Question : Que savons-nous
des parties à l'aveugle qu'il jouait en public ?
Réponse : Miss
BURNEY, qui a écrit ses Mémoires quand elle s'est
mariée au Général d'ARBLAY, se souvient du
plaisir de son père accueillant PHILIDOR en Angleterre, et
je crois qu'elle le voyait encore assis sur un fauteuil, le dos
tourné aux adversaires. Elle raconte qu'il parlait de sa
privation volontaire de nourriture avant ce spectacle. Par ailleurs,
il existe une représentation des parties qu'il joua, en Février
1794 (**), en présence de l'Ambassadeur
de Turquie, au Club de Londres : On le voit les yeux bandés,
face au public qui peut s'assurer qu'un linge l'empêche de
voir. Ces exploits étaient renouvelés un samedi sur
deux et une lettre parle d'une certaine motion parmi les membres
pour qu'il y ait un dîner ensuite. Les pièces d'échecs
conservées dans la famille, avec leur vieille boite, montrent
de curieuses entailles sur certaines pièces et des points
de cire rouge sur d'autres. Le modèle en est simple et de
belle taille : Pions, Roi et Dame ne diffèrent qu'en hauteur.
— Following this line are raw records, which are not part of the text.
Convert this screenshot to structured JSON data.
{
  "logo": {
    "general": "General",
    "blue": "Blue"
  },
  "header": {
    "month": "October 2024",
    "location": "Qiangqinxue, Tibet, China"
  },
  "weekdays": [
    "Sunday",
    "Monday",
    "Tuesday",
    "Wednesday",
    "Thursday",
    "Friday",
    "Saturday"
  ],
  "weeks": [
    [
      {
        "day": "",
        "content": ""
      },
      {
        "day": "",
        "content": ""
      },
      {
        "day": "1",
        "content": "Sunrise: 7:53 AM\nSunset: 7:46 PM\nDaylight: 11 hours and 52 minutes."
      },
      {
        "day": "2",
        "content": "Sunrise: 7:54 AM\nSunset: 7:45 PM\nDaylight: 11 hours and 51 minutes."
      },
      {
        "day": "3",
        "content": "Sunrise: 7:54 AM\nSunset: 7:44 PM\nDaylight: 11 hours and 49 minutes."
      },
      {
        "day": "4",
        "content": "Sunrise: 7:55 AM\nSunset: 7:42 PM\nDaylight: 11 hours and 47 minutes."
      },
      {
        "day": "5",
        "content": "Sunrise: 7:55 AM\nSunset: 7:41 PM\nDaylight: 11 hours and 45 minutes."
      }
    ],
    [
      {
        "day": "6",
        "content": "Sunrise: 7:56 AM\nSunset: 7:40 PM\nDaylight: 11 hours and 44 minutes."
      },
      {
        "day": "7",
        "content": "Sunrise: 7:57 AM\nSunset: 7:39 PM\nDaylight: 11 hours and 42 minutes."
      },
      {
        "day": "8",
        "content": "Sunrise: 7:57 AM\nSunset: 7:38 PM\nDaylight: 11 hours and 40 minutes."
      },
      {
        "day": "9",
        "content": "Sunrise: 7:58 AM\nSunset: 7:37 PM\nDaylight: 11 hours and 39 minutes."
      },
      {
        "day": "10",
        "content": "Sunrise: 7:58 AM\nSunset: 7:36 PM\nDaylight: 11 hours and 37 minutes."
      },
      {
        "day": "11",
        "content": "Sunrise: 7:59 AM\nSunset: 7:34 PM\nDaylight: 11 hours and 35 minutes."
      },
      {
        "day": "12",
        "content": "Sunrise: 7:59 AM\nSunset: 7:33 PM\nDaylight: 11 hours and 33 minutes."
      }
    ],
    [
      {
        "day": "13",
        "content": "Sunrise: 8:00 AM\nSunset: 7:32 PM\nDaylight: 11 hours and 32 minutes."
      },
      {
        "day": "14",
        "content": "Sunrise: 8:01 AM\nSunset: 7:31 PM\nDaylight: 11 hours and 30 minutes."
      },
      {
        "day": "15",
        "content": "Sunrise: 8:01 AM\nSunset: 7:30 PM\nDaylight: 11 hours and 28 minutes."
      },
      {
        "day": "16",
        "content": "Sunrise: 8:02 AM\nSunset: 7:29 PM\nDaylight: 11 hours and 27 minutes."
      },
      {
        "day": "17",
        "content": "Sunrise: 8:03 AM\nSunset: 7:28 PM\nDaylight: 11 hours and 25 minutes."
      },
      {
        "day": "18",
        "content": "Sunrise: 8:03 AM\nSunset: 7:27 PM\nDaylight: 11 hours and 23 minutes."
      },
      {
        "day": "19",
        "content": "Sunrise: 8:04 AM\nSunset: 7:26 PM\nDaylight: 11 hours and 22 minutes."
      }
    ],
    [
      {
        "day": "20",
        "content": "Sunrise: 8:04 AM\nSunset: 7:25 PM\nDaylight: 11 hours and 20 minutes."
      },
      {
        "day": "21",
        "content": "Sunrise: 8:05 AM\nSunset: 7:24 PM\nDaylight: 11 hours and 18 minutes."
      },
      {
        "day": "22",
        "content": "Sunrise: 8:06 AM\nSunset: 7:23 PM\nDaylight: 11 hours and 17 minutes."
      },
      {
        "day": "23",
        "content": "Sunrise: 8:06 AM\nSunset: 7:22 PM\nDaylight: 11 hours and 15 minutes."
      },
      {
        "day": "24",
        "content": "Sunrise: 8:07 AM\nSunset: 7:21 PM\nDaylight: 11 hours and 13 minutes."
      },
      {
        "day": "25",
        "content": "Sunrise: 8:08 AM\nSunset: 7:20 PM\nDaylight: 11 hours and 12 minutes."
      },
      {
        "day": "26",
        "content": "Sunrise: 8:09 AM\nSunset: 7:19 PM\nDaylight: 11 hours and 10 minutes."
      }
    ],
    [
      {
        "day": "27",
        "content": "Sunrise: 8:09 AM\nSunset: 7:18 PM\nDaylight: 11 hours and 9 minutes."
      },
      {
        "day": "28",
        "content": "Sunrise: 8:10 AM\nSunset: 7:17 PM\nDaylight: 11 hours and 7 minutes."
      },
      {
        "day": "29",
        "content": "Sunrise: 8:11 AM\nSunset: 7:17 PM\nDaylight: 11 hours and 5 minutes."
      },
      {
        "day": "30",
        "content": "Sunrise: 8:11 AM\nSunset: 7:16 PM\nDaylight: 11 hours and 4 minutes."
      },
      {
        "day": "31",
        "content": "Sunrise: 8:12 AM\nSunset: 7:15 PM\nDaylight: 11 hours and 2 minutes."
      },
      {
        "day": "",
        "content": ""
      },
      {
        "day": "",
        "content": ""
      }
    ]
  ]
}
Est-ce pour les rendre plus reconnaissables dans la main après
leur capture, dans les parties à l'aveugle ? la cire
et les entailles sur quelques pièces pourraient avoir le
même effet; nous l'ignorons. Enfin, en dépit des assertions
qu'après des efforts aussi effrayants, le pauvre homme restait
abattu et hagard, une lettre à sa femme reconnaît que
l'exploit n'avait rien d'aussi exténuant que les gens pensaient
et il devait certainement sourire en lisant la lettre de DIDEROT
(10) lui faisant part d'une grande inquiétude
pour sa santé mentale. (...)
Question
: Les anglais ne voyaient -ils en lui que le joueur d'échecs
?
Réponse
: Il est vrai qu'il fut invité en Angleterre pour jouer
aux Échecs, d'abord en 1747, puis en 1749 et en 1752 (11)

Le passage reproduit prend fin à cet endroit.